Now here’s where the “thanks to Michael Ruhlman” part comes in. I’ve been making stock my entire adult life. It’s why I always spent a little more for organic chickens, because I was planning to get whatever I could out of them, and over the years I’d tried a lot of methods for straining out the grungy bits — cheesecloth, strainers, coffee filters — but I never wound up with a really nice clear stock.

This is where Ratio: The Simple Codes Behind the Craft of Everyday Cooking comes in. Ruhlman has a really clear description of how to make a raft with egg whites to clarify stock. Actually, he describes how to enrich stock with additional mirepoix and ground meat to make a consomme, which isn’t really what I needed to do. I just wanted a nice clear stock that I could pressure can and store in the pantry.

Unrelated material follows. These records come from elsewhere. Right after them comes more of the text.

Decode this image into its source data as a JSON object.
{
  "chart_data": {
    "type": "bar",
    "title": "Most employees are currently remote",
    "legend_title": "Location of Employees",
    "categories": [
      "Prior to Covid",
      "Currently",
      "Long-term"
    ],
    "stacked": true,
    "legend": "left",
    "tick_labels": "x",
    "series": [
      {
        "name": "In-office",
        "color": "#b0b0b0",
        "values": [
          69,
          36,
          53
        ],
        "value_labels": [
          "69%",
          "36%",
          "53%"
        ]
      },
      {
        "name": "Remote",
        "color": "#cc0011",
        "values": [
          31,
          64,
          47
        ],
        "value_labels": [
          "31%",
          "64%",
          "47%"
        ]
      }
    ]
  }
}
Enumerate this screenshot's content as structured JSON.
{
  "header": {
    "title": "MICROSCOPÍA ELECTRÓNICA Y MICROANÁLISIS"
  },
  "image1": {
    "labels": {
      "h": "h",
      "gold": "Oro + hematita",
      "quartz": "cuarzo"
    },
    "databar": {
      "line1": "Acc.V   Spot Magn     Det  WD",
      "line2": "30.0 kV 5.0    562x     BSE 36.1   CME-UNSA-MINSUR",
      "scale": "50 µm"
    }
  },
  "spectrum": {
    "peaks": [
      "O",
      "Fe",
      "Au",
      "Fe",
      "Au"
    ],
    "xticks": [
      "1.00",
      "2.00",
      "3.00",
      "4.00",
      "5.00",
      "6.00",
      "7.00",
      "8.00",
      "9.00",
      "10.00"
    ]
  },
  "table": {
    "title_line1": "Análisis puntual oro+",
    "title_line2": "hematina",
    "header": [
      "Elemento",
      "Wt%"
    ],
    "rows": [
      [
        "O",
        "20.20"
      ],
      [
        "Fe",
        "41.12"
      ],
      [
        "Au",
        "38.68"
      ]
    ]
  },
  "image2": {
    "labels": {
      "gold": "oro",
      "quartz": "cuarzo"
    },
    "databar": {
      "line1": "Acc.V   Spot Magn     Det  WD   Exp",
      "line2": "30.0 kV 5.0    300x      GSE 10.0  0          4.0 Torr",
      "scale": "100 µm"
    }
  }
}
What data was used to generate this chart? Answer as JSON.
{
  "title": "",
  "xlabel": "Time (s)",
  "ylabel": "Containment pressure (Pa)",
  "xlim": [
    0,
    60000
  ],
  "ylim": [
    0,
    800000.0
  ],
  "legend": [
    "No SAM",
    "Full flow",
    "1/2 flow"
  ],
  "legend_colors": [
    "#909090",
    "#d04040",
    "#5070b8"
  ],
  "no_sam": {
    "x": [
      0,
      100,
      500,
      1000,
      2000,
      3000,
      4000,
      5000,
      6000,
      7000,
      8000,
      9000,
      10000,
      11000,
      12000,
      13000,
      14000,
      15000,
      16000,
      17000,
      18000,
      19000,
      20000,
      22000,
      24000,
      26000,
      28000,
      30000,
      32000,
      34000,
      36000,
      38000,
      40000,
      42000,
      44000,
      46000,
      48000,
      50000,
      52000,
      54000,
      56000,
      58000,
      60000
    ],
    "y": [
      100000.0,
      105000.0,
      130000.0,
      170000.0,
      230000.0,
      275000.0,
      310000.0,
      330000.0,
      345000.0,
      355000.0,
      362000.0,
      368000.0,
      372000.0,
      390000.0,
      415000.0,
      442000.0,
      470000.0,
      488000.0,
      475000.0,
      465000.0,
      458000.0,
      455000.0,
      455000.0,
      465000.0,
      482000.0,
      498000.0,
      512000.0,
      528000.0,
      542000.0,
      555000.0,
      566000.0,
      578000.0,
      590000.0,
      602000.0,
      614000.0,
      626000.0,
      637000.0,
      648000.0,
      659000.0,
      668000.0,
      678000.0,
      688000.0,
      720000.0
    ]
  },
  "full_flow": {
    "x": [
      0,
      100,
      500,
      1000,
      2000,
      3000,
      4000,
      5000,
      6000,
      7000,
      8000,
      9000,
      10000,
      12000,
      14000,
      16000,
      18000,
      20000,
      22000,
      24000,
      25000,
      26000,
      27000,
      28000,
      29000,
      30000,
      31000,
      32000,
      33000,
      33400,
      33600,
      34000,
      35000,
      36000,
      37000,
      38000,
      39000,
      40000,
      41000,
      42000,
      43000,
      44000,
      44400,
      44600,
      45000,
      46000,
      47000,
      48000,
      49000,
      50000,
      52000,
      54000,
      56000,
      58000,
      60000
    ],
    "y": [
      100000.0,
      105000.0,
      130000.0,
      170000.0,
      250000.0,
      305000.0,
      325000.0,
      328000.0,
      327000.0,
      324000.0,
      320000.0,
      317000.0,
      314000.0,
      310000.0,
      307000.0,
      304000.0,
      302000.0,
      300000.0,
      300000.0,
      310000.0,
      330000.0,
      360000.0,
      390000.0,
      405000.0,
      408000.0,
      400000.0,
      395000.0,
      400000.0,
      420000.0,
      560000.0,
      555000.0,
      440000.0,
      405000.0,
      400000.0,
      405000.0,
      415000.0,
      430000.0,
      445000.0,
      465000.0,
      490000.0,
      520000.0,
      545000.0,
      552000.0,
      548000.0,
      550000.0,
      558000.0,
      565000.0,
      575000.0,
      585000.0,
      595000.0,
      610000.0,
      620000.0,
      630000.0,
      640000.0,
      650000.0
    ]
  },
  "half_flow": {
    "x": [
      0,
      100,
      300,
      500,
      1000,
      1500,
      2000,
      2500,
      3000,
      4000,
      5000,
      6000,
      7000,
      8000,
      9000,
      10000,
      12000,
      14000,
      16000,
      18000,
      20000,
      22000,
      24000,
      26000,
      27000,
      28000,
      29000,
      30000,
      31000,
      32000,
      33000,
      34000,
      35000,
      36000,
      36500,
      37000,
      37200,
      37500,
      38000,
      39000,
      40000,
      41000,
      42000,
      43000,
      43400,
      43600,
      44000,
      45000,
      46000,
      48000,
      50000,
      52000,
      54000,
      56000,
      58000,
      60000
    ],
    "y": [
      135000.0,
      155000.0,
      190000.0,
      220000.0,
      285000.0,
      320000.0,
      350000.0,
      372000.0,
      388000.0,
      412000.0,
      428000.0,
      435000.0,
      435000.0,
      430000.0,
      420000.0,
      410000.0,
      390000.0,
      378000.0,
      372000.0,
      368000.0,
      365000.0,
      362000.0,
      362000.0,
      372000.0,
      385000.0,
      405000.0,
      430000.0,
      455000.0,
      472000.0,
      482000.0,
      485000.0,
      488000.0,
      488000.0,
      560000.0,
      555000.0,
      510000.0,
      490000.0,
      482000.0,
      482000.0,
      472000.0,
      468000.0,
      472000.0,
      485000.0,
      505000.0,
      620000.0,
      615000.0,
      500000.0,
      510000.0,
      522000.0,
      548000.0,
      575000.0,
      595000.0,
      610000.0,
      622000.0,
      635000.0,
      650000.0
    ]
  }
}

And since eggs are plentiful around here, I separated six egg whites out following Ruhlman’s instructions, added them to the cool stock, and brought the whole thing up to a simmer. This is when the egg whites start to coagulate, and form a sort of mat across the top of the pot. Basically, they act as a filter. The stock simmered for an hour, while the egg whites filtered out all those little gritty bits. As you can imagine, not pretty, but effective. And easy! For some reason I thought making a raft was going to be difficult — but it’s not. It requires some attention and stirring while the stock comes to temperature so the egg whites don’t scorch on the bottom of the pot. But aside from that, once the raft forms, you leave it at a gentle simmer, and it does it’s thing. After an hour, I removed the raft (which I fed to the chickens), and underneath was a lovely clear amber-colored stock. There was more than I wanted, so I boiled it down for about an hour until it was two-thirds in volume of what it had been. In the meantime, I got out the pressure canner, sterilized some pint jars, and prepared to can the stock.

IMG 0221 150x150 Clear Stock: With Thanks to Michael Ruhlman Here’s what I wound up with — six pints (well seven, but I ran out of new lids, so one pint is in the fridge) of clear, lovely beef stock, that’s shelf-stable and can go in my pantry.

I also wound up with some goodies for the chickens, and for the dogs.

Now, this is one of those projects that’s really easy if you work at home. Not everyone has the time, but if you do, and you have the kind of schedule that allows you to hang around the house while occasionally taking a break to perform the next step, then this is really pretty easy.